What actually is The Devil’s Rain? Well, Ernest Borgnine plays Jonathan Corbis, a Satanist who sometimes becomes the vessel for the beast when members of his flock refuse to get down and dirty on the altar. The next time you watch The Witch imagine Black Phillip with Borgnine’s Goat-Man face whispering atop his shoulders. Better? Do you still want to live deliciously? Even more so, I say! Corbis is on the hunt for “The Book” which is not quite the Necronomicon Ex Mortis but a basic ledger of names loyal to the tribe. As seen in a colonial flashback worthy of a heartfelt middle school play complete with buckle hats and barrister wigs, William Shatner’s ancestors robbed Corbis of The Book in an effort to break away from the wickedness of The Devil. For 300 years Shatner’s family has kept it secret, kept it safe. Corbis turns Shatner’s father into a puddle of melted sherbet, hogties his manservant Jonathan, and kidnaps Mama Lupino as an invitation to that old west ghost town where they’ll have a faith-off. When Shatner’s faith is revealed to rely more on his sidearm than his crucifix, Corbis collects his soul and his eyes, but not The Book.

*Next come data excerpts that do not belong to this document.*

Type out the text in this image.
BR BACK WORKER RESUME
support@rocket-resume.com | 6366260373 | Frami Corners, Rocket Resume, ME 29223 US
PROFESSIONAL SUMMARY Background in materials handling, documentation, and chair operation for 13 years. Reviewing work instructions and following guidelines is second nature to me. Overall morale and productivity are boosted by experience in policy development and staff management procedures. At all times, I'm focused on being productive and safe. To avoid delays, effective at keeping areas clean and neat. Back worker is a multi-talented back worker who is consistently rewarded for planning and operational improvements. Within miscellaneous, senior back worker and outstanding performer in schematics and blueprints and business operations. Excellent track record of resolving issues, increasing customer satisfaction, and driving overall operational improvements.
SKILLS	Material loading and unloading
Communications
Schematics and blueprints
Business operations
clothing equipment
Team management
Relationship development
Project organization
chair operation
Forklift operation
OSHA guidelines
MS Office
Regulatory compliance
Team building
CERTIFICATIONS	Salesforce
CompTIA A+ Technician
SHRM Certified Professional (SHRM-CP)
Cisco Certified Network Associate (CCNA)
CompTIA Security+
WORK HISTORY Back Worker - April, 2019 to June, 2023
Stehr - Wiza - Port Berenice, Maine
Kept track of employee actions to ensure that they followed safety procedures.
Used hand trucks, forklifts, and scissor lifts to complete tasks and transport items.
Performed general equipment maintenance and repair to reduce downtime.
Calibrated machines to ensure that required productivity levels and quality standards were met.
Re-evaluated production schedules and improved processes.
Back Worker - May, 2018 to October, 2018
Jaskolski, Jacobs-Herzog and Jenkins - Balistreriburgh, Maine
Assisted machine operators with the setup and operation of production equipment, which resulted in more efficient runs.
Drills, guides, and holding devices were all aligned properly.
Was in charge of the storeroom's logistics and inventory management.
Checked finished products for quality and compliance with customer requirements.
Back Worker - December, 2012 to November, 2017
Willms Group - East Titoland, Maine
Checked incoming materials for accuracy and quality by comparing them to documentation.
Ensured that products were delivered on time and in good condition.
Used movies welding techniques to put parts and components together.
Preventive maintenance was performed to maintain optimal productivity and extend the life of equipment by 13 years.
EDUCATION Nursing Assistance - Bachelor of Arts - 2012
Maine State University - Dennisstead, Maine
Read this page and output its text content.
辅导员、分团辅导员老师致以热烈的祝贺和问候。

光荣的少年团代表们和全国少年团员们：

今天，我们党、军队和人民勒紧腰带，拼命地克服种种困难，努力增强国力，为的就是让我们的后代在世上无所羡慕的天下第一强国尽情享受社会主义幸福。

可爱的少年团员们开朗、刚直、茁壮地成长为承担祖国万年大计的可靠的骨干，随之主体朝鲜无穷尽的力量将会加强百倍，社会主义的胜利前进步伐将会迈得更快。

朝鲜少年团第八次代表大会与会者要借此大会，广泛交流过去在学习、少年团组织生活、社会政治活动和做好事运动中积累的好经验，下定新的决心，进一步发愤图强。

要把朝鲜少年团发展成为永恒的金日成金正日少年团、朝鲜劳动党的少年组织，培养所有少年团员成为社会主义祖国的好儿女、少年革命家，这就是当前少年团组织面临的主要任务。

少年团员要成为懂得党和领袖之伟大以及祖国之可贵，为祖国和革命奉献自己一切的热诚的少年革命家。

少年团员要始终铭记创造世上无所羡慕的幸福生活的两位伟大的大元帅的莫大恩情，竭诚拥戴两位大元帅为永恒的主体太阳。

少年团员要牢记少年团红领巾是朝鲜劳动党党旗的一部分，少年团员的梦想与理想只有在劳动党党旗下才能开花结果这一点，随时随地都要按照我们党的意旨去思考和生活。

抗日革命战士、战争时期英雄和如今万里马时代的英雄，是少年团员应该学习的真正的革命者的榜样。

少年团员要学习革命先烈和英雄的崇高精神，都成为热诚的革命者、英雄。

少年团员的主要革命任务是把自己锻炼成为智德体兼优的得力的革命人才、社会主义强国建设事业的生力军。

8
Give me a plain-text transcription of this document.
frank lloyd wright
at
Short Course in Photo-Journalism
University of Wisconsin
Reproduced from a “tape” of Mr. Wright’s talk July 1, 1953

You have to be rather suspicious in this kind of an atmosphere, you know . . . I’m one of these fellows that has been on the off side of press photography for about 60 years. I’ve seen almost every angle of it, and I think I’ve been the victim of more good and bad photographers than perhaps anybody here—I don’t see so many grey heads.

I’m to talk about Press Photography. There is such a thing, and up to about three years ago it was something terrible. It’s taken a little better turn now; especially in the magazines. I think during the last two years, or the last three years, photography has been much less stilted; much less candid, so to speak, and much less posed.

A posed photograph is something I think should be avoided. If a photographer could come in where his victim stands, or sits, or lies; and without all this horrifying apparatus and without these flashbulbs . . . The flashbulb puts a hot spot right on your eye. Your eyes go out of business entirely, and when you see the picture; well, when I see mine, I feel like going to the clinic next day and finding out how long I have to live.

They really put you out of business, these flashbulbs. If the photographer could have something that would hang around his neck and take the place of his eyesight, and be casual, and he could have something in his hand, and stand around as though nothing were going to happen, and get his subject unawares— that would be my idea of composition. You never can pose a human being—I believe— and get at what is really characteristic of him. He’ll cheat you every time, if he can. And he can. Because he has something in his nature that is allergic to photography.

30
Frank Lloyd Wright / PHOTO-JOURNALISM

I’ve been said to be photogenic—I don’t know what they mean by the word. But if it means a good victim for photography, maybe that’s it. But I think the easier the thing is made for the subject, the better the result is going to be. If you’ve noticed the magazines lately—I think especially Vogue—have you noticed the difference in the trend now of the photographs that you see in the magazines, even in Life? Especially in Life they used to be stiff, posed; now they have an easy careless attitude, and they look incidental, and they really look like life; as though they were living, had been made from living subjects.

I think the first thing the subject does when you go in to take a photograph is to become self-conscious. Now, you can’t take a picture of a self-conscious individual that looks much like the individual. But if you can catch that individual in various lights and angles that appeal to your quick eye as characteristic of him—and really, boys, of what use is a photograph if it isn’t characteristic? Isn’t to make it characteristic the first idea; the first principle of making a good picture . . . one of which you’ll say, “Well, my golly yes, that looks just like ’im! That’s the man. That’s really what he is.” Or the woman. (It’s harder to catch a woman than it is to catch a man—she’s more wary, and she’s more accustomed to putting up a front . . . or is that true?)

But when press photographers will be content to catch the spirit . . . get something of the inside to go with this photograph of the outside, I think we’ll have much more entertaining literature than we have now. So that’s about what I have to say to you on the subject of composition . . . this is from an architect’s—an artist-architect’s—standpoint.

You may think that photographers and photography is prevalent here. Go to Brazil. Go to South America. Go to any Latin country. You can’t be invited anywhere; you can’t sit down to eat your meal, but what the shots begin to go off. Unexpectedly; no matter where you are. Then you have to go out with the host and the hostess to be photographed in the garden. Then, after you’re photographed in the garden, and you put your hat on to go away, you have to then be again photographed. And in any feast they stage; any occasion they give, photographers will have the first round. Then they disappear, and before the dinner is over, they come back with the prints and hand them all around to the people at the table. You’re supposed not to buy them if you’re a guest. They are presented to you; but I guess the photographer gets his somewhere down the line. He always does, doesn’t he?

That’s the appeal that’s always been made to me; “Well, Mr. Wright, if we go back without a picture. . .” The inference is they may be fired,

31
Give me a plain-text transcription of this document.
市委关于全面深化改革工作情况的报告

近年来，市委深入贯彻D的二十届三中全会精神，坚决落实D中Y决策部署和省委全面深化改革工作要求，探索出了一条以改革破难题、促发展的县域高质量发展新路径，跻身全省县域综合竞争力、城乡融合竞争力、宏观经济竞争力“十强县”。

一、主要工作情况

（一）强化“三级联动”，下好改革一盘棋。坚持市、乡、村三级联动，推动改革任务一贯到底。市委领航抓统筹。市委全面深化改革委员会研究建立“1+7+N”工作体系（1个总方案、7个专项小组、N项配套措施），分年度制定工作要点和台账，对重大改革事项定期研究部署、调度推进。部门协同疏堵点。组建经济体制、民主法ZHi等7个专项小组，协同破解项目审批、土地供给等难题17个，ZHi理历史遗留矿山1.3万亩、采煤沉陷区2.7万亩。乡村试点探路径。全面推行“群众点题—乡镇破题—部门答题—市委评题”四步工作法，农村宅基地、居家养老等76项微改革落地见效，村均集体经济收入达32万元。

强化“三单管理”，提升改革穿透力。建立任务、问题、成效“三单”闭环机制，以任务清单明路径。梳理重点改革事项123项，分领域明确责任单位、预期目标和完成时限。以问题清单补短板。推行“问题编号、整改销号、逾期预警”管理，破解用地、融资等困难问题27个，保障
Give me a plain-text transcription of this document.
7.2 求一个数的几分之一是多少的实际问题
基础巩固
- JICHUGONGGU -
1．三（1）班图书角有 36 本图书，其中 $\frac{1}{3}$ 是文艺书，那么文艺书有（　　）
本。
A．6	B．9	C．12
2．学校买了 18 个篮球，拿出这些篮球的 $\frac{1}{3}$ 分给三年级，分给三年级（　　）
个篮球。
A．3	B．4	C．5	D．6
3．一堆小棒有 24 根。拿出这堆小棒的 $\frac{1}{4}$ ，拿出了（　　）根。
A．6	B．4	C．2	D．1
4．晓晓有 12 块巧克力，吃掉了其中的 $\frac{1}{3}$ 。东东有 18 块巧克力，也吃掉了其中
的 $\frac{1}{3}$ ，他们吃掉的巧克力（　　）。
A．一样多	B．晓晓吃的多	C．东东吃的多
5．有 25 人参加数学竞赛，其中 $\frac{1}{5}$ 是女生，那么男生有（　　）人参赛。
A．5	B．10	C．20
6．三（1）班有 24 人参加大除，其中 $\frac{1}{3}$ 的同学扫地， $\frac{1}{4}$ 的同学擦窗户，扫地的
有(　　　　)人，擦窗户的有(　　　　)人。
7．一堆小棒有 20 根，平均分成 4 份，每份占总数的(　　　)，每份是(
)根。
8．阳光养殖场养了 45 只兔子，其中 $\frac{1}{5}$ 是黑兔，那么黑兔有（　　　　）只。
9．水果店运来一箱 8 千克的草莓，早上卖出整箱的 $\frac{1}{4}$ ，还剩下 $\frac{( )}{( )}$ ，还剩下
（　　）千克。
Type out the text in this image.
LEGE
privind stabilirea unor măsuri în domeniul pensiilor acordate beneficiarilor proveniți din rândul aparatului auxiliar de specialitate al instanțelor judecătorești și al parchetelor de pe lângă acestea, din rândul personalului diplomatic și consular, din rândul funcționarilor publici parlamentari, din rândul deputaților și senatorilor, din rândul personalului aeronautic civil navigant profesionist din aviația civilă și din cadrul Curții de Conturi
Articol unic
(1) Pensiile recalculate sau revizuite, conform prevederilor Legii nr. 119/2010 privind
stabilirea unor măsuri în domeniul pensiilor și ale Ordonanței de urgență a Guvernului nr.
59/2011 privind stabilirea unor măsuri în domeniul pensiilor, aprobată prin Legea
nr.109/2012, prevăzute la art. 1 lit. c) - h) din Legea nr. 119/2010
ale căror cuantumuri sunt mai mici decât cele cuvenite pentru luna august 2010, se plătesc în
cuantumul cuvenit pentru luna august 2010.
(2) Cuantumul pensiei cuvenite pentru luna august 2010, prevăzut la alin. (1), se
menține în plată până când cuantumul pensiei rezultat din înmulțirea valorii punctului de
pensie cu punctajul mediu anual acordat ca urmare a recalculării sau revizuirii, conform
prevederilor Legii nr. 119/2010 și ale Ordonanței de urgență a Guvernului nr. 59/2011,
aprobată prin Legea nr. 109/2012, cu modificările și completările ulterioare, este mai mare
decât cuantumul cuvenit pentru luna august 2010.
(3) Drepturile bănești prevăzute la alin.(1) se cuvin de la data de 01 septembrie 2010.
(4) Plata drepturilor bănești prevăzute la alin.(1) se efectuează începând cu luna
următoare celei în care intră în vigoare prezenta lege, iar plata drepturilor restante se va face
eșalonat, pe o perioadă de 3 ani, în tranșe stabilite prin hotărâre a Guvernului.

Why don’t I refer to Shatner by his character name? He plays both Mark Preston and the pilgrim Martin Fife, but he’s always just so awesomely Shatner. Made during that awkward period between the cancellation of the Star Trek television show and the relaunch of The Motion Picture, Shatner commits with total urgency. His entire body screams with the misery of his torment. His patented stop/start style of performance was made for despairing characters like Preston. Each twitch and stutter intensifies the calamity around him, he’s as alarming a presence as the jolting soundtrack of howling souls. When he leaves the story early on to allow his brother Tom (Tom Skerritt) to shotgun his way through the cult, the movie is simply weaker for it. At least Fuest knows to allow Shatner the final say in the film. The Faith-Off may have been answered but Shatner can still screw over Corbis by unleashing The Devil’s Rain from its holy relic.
But again, what actually is The Devil’s Rain? Dude, I don’t know. It doesn’t matter really. The important thing is that when the rain comes down people melt. Their skin pops, bubbles, and slinks off their face. The final ten minutes stretches the terror of The Wicked Witch of the West’s melting into an agonizing grotesque fit for a dozen Fangoria magazine covers. It’s the Hieronymus Bosch painting come to life before your very eyes, and if half the budget went into this special effect then Robert Fuest is going to agonize both you and his runtime with it. This is the reason why you should and will purchase the new Blu-ray. It’s one of those has to be seen to believed moments in cinema. It’s pure audacity.
The Devil’s Rain never had a chance of equaling The Exorcist or earning its oodles of cash. Yes, it’s confident, but it’s also a wannabe through and through. Honestly, it’s a miracle that Severin put the money down for this restoration, but we should all appreciate their recognition of the mesmerizingly weird. While Robert Fuest may have landed in Made-For-TV prison after the film was so savaged by critics, and the actors involved went fleeing to more respectable projects, The Devil’s Rain rightfully achieved cult status. For Shatner, Trekkies will always flock to it. For the goo, gorehounds will come sniffing around. For those looking to thumb their noses at polite society, The Devil’s Rain gets the job done.